Из многих необычных и сбивающих с толку черт моего названого брата — обостренного ощущения собственной несостоятельности, мрачно-навязчивой озабоченности психологическим климатом, обидчивого жадного стремления к поддержке и привязанности, вульгарности, которую природа придала даже вполне реальным ужасам, под влиянием которых сложился его характер, — я моментально остановился на одной как абсолютно основополагающей для его облика. Его юмор всегда, с самого начала, был ироничен. Ироничен — ничего веселого, причудливого, радостного, облегчающего, дерзкого: сплошная ирония. (И он никогда не был по-настоящему забавным. Боже упаси.) «Мои ботинки слишком жмут, — сказал я как-то утром, — день ото дня все больнее». «Болезнь роста», — пробормотал Теренс.

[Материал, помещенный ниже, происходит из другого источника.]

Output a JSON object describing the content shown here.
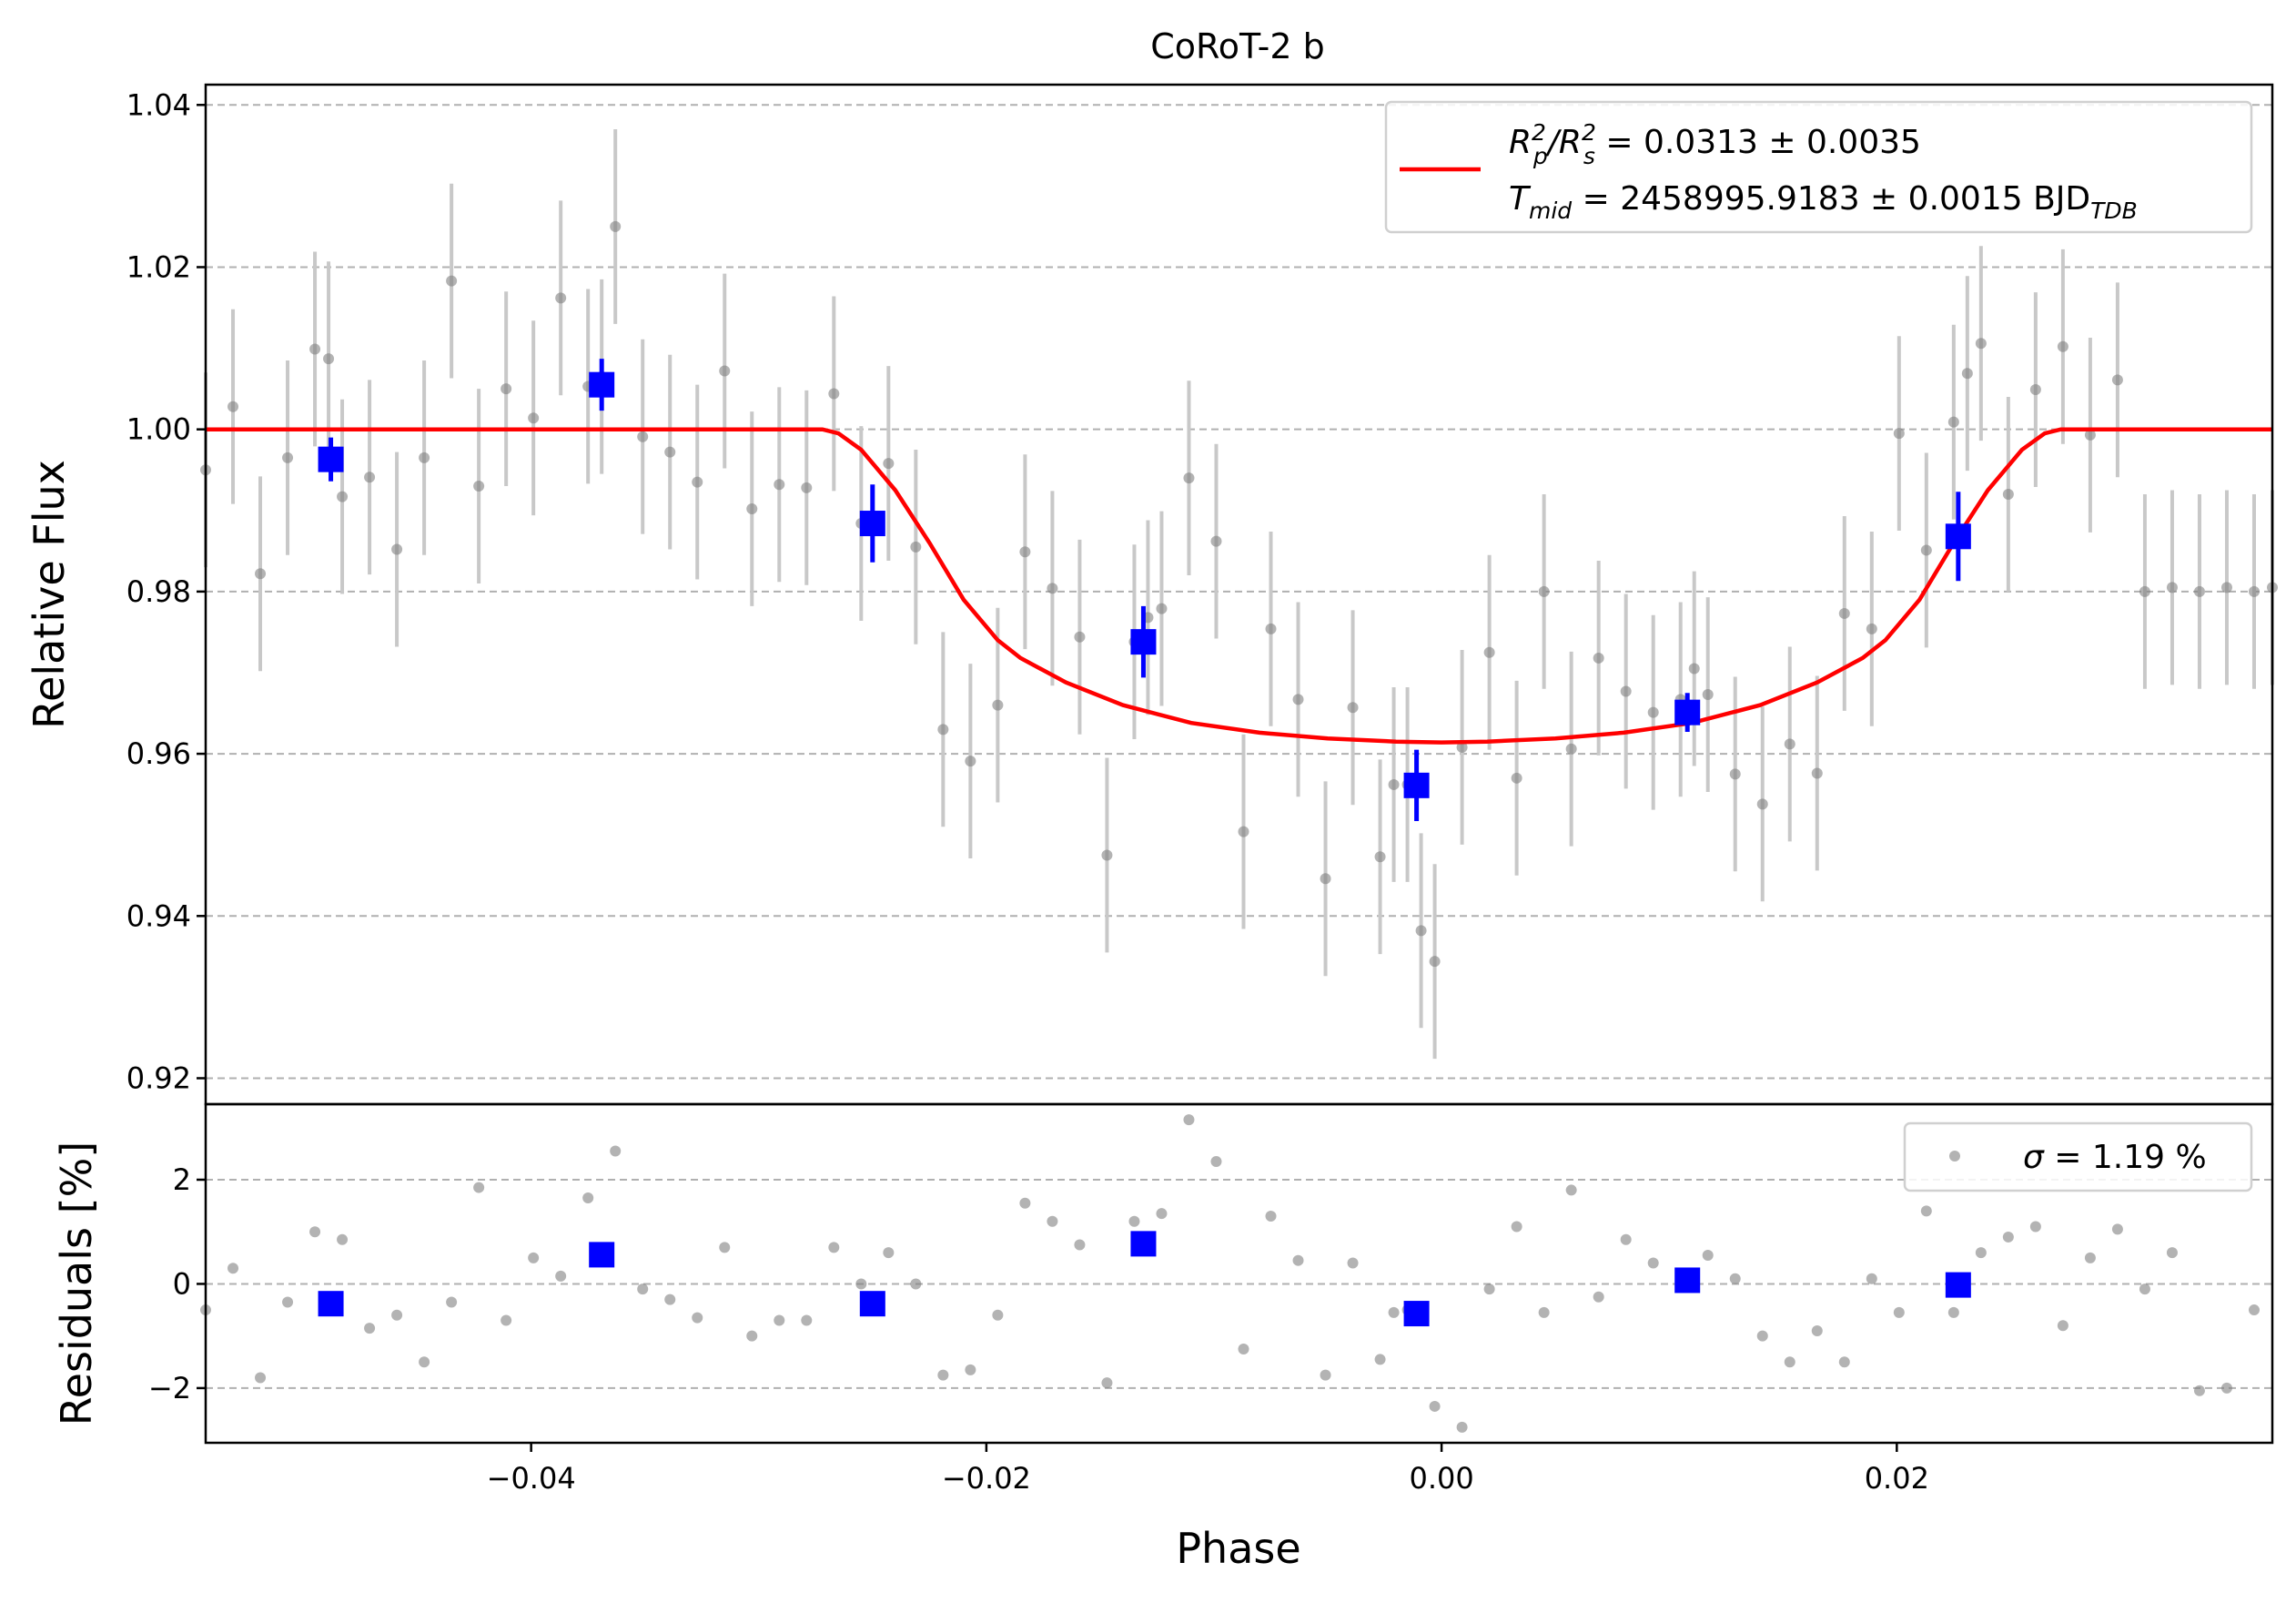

Как-то раз мы с ним увильнули от пикника, который устраивала воскресная школа, и мама ханжески предложила нам съездить навестить мою старую няню, которая уволилась и жила в деревне. «А ты чего ждал? — сказал Теренс в ответ на мою бесконечную воркотню. — Это тебе не пикник с воскресной школой». С этим связана, как я полагаю, и его инстинктивная, бездумная преданность правде, как если бы солгать означало обеспечить себе персональное местечко в аду. В то время как я не делал секрета из своей любви к выдумкам, из своей неугасимой жажды ко всему ложному и поддельному, уста Теренса изрекали правду и только правду — независимо от обстоятельств, любой ценой. В нескольких ситуациях, когда правдивость была поистине самоубийственной да к тому же болезненно извращенной, перенасыщенное адреналином вранье исторгалось из него, как племена преследуемых кочевников, а взгляд становился скорбно-обреченным. Он никогда не мог лгать. Но никто не верил ему. Это была еще одна болезненная и преждевременно зрелая сторона того неестественного мира, который заменил ему детство.